The traditional genre of the psychological novel took hold, inter alia. A. Maurois and Sidonie-Gabrielle Colette (»Chéri«, 1920; German). The psychological analysis is also characteristic of the novels that continue the Renouveau catholique, especially by G. Bernanos, J. Green and F. Mauriac, which reflect the antagonism of sin and grace in different ways. Unlike Claudel and earlier representatives of this movement – in addition to religious unrest – also expresses fear, loneliness and being trapped in rigid bonds. The regionalist novel took on a Christian-pantheistic or mythical-mystical color in its turn to nature and landscape (J. Giono, H. Bosco, A. Chamson). The stories (and dramas) of M. Pagnol also show a connection with the native landscape of southern France.
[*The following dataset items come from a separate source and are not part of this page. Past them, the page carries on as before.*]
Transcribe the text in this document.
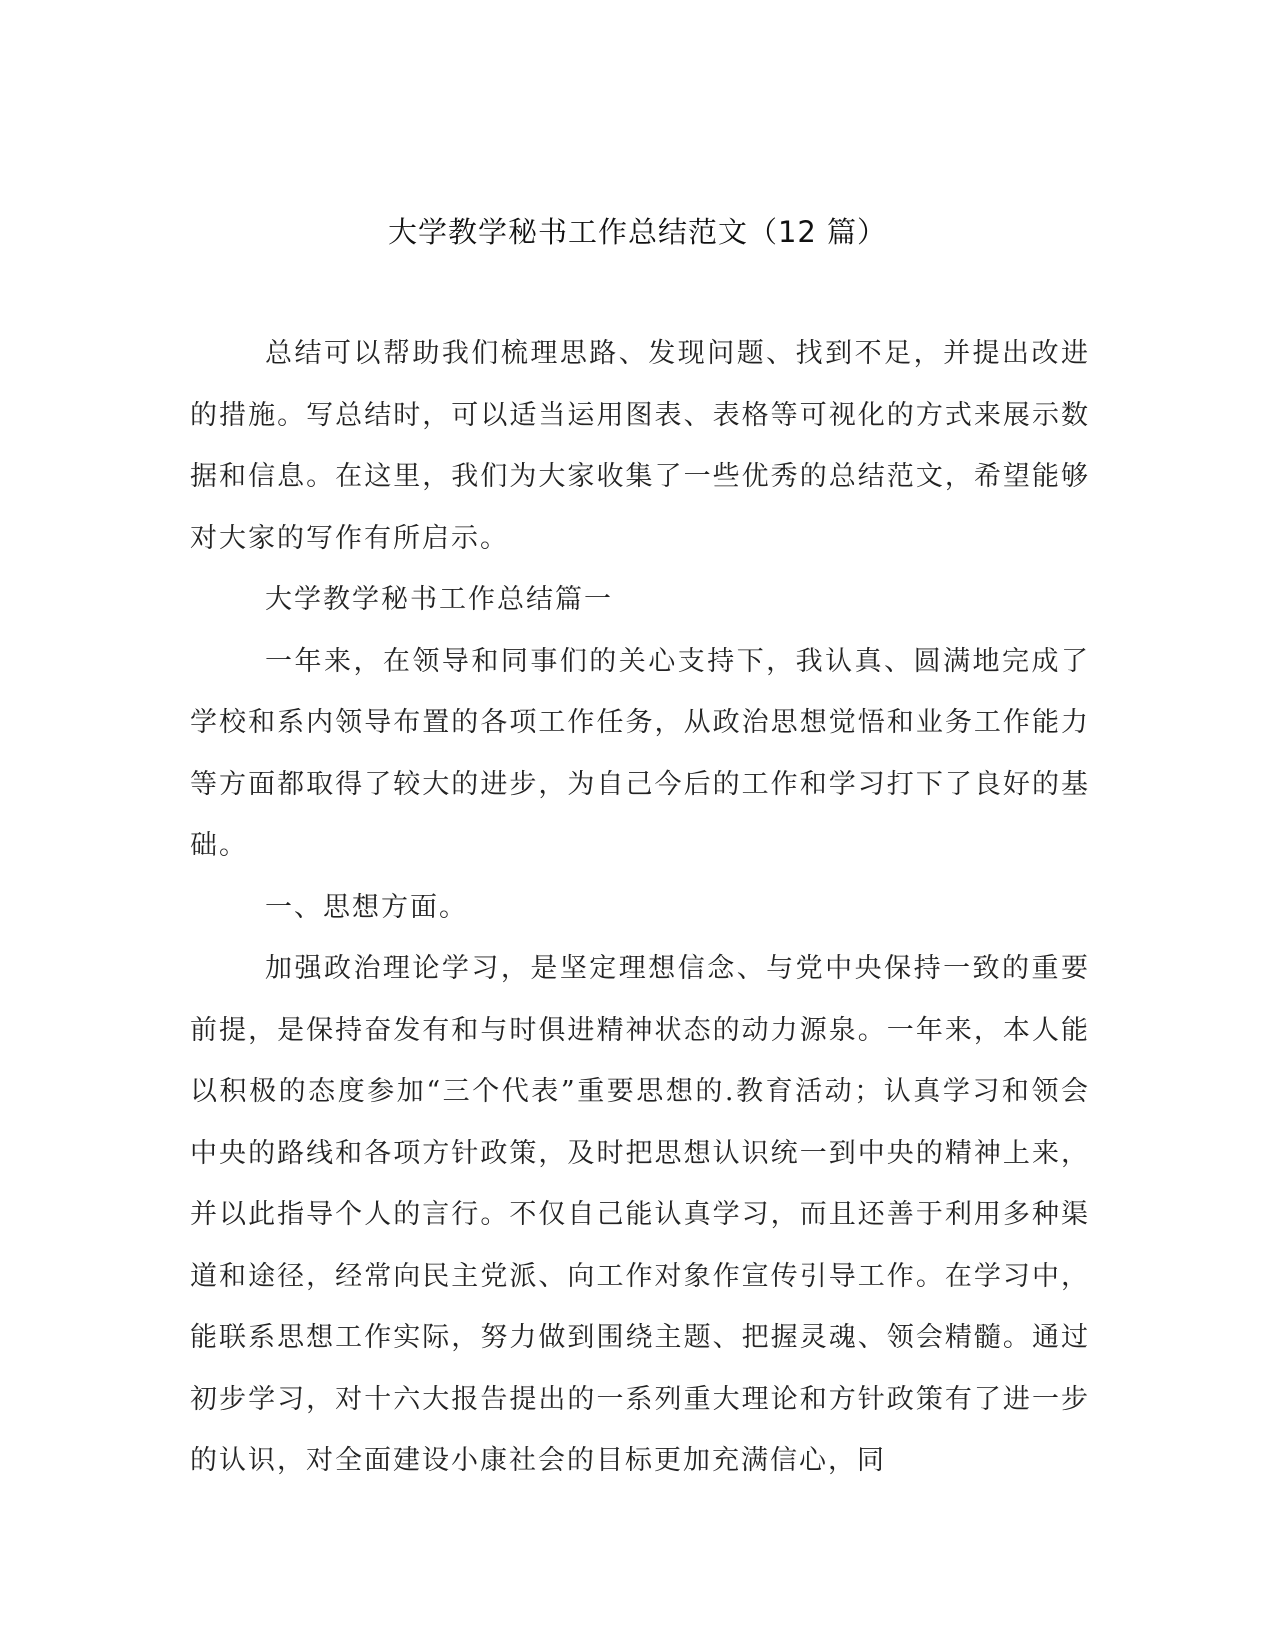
大学教学秘书工作总结范文（12 篇）

总结可以帮助我们梳理思路、发现问题、找到不足，并提出改进的措施。写总结时，可以适当运用图表、表格等可视化的方式来展示数据和信息。在这里，我们为大家收集了一些优秀的总结范文，希望能够对大家的写作有所启示。

大学教学秘书工作总结篇一

一年来，在领导和同事们的关心支持下，我认真、圆满地完成了学校和系内领导布置的各项工作任务，从政治思想觉悟和业务工作能力等方面都取得了较大的进步，为自己今后的工作和学习打下了良好的基础。

一、思想方面。

加强政治理论学习，是坚定理想信念、与党中央保持一致的重要前提，是保持奋发有和与时俱进精神状态的动力源泉。一年来，本人能以积极的态度参加“三个代表”重要思想的.教育活动；认真学习和领会中央的路线和各项方针政策，及时把思想认识统一到中央的精神上来，并以此指导个人的言行。不仅自己能认真学习，而且还善于利用多种渠道和途径，经常向民主党派、向工作对象作宣传引导工作。在学习中，能联系思想工作实际，努力做到围绕主题、把握灵魂、领会精髓。通过初步学习，对十六大报告提出的一系列重大理论和方针政策有了进一步的认识，对全面建设小康社会的目标更加充满信心，同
Regionalistic aspects also show the literary tendency of the “populisme”, which realistically described the milieu of the common people. Contrary to this naturalistic tendency, the novel also expresses emphatically individualistic and form-experimental attitudes, as in Gide (»Les faux-monnayeurs«, 1925; German »Die Falschmünzer«), who brought up the concept of »mise en abyme« (ie, the reflection of the macrostructure of a literary work in its microstructure). H. de Montherlant’s narrative and (later) dramatic work (“La reine morte”, 1942; German “Die tote Königin”) is permeated with individualistic morality and intellectual aristocracy. On the other hand, A. de Saint-Exupéry thematized self-realization through a heroic act of commitment to the community as a humanistic ideal (»Courrier sud«, 1928, German »Südkurier«; »Terre des hommes«, 1939, German »Wind, Sand and Stars«)). In the novels of A. Malraux the self-discovery was presented in connection with a revolutionary action against the background of metaphysical problems (“La condition humaine”, 1933; German “Conditio humana”). Outside of any literary direction, the work of L.-F. Célines, through his intellectual protest attitude and his anarchic traits as well as his nonconformist language, expression of a (spiritual) crisis situation (“Voyage au bout de la nuit”, 1932; German “Journey to the end of the night”). In 1938, Elsa Triolet, who originally wrote in Russian and originally from Moscow – Aragon’s companion – published her first novel in French, “Bonsoir, Thérèse”; even after the war she wrote important narratives, mostly of socially critical and feminist tendencies.